Permettez-moi de rebondir sur un aspect très sensible et qui impacte toutes nos stratégies en matière de gestion des déchets. C’est la production d’indicateurs. L’Agence nationale des déchets, conformément aux orientations du ministère de l’Environnement et des Energies renouvelables a développé un système nationale d’information sur les déchets qu’on est en train de déployer à travers les différents secteurs. Une fois fait, nous serons en mesure de mettre à la disposition des différents acteurs des chiffres consolidés. Quant à votre question, une enquête menée auprès d’une installation de traitement agrée a fait ressortir que durant le mois de mars, la quantité réceptionnée a augmenté d’une tonne par rapport aux mois précédents et l’activité de collecte est devenue quotidienne, alors que dans la normale, elle se fait une fois à deux fois par semaine. Nous allons avoir plus de visibilité quant à l’impact du Covid-19 sur la production de DAS une fois toute la donnée récupérée auprès des différentes installations.
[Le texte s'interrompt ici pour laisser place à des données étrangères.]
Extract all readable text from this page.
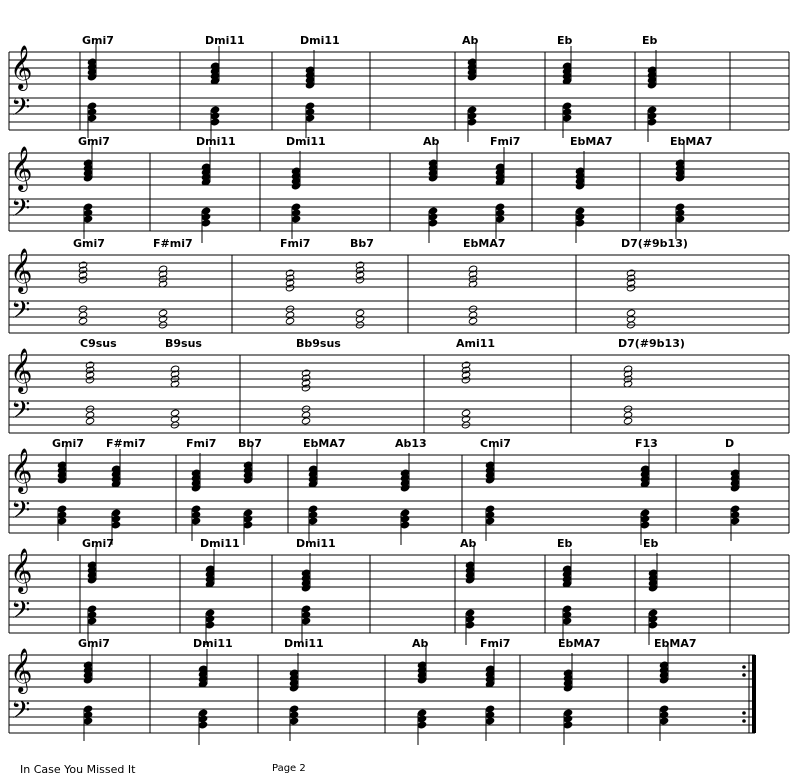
𝄞
𝄢
Gmi7	Dmi11	Dmi11	Ab	Eb	Eb
𝄞
𝄢
Gmi7	Dmi11	Dmi11	Ab	Fmi7	EbMA7	EbMA7
𝄞
𝄢
Gmi7	F#mi7	Fmi7	Bb7	EbMA7	D7(#9b13)
𝄞
𝄢
C9sus	B9sus	Bb9sus	Ami11	D7(#9b13)
𝄞
𝄢
Gmi7 F#mi7	Fmi7 Bb7	EbMA7	Ab13	Cmi7	F13	D
𝄞
𝄢
Gmi7	Dmi11	Dmi11	Ab	Eb	Eb
𝄞
𝄢
Gmi7	Dmi11	Dmi11	Ab	Fmi7	EbMA7	EbMA7
In Case You Missed It	Page 2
-La crainte de la contamination par le Covid-19 a donné lieu à l’utilisation massive des gants et des bavettes par les citoyens. Certains militants écologistes ont déploré le jet de ces bavettes dans la nature notamment dans le milieu marin. Les agents de l’AND ont-ils déjà constaté ce phénomène sur le terrain. Ce phénomène est-il d’une grande ampleur ? Quelles sont les régions concernées ?
C’est un constat fait par tout le monde. Qui de nous n’est pas en train d’utiliser des gants ou des bavettes pour se prémunir du Covid-19 ? C’est un nouveau flux de déchets que le citoyen algérien est en train de générer. Et c’est à ce niveau qu’on pourra dire qu’on a besoin de produire une gestion spécifique. La commune devrait s’organiser en conséquence pour répondre à ce besoin particulier. La gestion des déchets ménagers se fait à travers le schéma directeur de gestion des déchets ménagers. Ce dernier devrait être revu, pour qu’au futur, il puisse permettre aux communes de prévoir ce genre de situations.
Néanmoins, et par mesure préventive, l’Agence nationale des déchets recommande aux citoyens de bien fermer les sacs poubelles et de les déposer aux endroits indiqués.
En temps normal, les DAS sont bien présents dans le milieu marin. Ils sont de l’ordre de 1% de la masse de déchets quantifiée par les cadres de l’AND durant les deux exercices précédents. Ce sont des flux qui ont dû échapper au circuit de collecte mais qui ne proviennent pas forcement des installations sanitaires. Les 700 décharges recensées à travers les wilayas côtières pourraient y contribuer aussi.